Money isn't Everything

There is upwards of 30 trillion dollars In generational wealth ready to be passed down. The biggest mistake families make is not transferring knowledge and values.

Money isn't everything.

The intellectual capital and the instinct to be smart with wealth is just as important. But are elders transferring enough knowledge and values to their children?

Wealthy parents in particular don't often educate their children on how to build and maintain wealth. Along with wealth, elders need to pass down fiscal knowledge and even more importantly, The values that helped create that wealth in the first place.

Education is critical!

How do we get the next generation to have a curiosity? How do we generate in our children the desire to know where the wealth came from and to take it upon themselves to take the reins and start handling more of the family business and wealth?

History tells us that of the wealth that is transferred down to the next generation, 70% is lost by the second generation, and 90% will be lost by the third generation.
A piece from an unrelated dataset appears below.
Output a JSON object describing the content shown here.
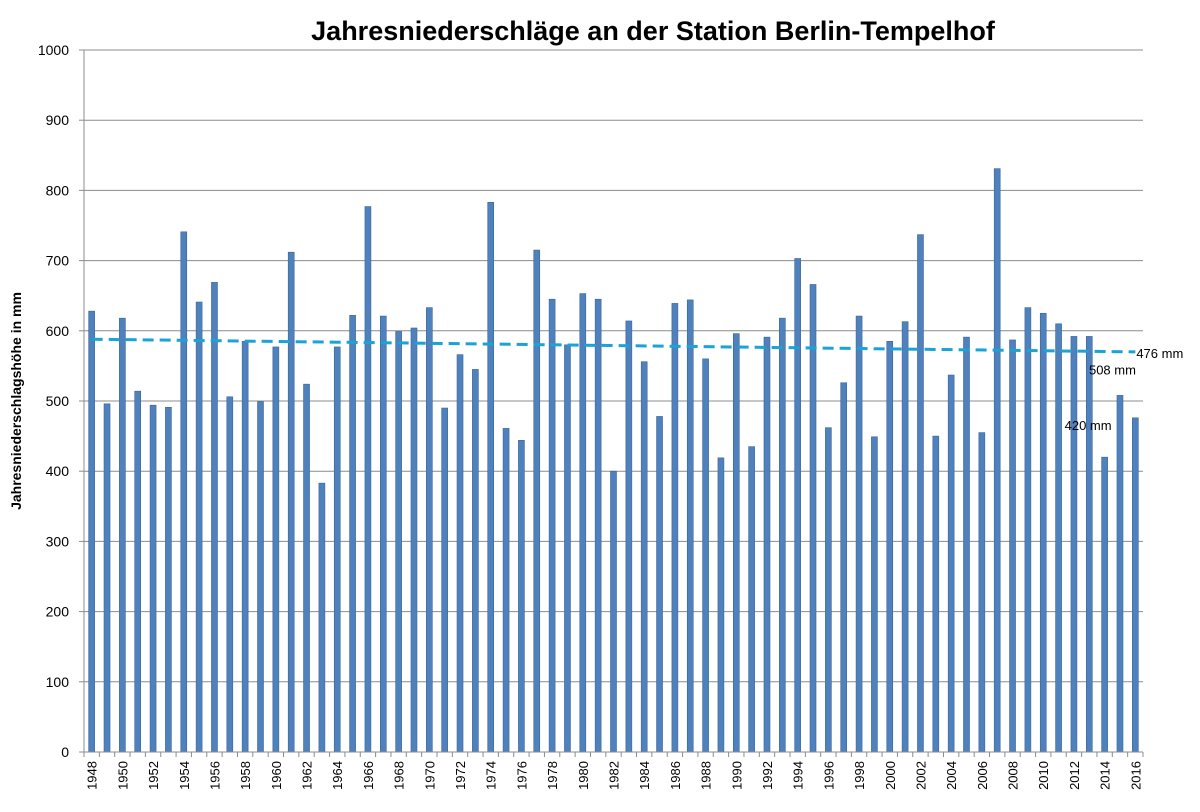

So there are three things that can be handed down,

1. Wealth

2. The knowledge of how to build and manage wealth

3. The family values.

It is important to have a professional team, from the tax side, to the investment side, to the legal side. And it is important to introduce the younger generation to these professionals as soon as possible. It's important that the younger generation start to build relationships with the family advisers and professionals.

Research has shown that one of the prime indicators of success in the future is the ability to delay gratification. The famous marshmallow experiment from Stanford showed that the children who delayed gratification were more successful in college and in life.

With multiple children, simply splitting up the finances is often not the ideal solution, As you lose the eficiencies of scale and the investment opportunities of a large pool of money.

When you look at some of the most successful wealthy families in history, they run their family wealth as a business, and keep the money together as much as possible. They run their family business with governance, and with a board of advisors.